Jon sat up and reached for her but she slid off the bed and rolled into a sobbing mass on the floor. He put on pants, picked her up, and wrapped her in his arms. She stuck her thumb in her mouth for the first time in a year. Her legs were tucked up against him in the fetal position, only the bottoms of her truly filthy little feet showed. She looked like she’d shrunk. She buried her face in his shoulder and sobbed. He kissed the top of her springy curls and said, shush shush shush.

“It’s okay, my Megs,” he said. “It’s okay.”
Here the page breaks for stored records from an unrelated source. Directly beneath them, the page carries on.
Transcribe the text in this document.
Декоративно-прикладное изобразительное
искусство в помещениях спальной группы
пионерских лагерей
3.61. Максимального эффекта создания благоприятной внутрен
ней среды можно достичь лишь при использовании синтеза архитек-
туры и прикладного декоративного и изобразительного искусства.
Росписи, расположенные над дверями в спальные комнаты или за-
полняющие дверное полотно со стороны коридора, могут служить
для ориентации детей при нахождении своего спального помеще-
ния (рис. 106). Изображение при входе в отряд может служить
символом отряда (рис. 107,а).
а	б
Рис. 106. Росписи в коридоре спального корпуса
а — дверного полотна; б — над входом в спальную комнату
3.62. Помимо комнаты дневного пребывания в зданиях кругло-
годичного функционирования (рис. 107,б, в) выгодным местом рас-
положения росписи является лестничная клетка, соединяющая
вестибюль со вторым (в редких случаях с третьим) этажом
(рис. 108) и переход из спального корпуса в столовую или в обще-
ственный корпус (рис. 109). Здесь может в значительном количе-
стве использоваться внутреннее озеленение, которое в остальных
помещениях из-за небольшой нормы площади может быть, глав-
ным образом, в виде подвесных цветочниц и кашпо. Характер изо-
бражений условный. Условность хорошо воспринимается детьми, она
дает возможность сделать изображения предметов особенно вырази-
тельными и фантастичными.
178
He sat in the rocking chair and rubbed her back and kissed her curls. I handed Chance to Chana, got dressed, and then opened the curtains to let the breeze sweep in sunshine and more cheerful light. I switched places with Jon. His chest was covered with tears. He put on a shirt while I rocked the sobbing Meggie. Her hair smelled like French fries, and she still had telltale ketchup between a couple of her fingers. Chana sat on the edge of the bed with Chance and watched Meggie. We were all heart broken for her. She thought she was the It girl. Oversleeping had blown our careful plan to be up, dressed, and feigning mild indifference during their first meeting.

“I’m sorry, she got away from me,” said Chana. “I couldn’t get a hold of Johanna, so I left you a voicemail.”

“It’s okay, CC,” I said. “Your mother was calling nonstop, we had to turn off the phone to get some peace.”

“She’s so crazy,” she said. “I told her what was happening.”

Meggie was running out of steam. I kissed the side of her wet eye.

“Did you have some lunch, Angel?” I asked.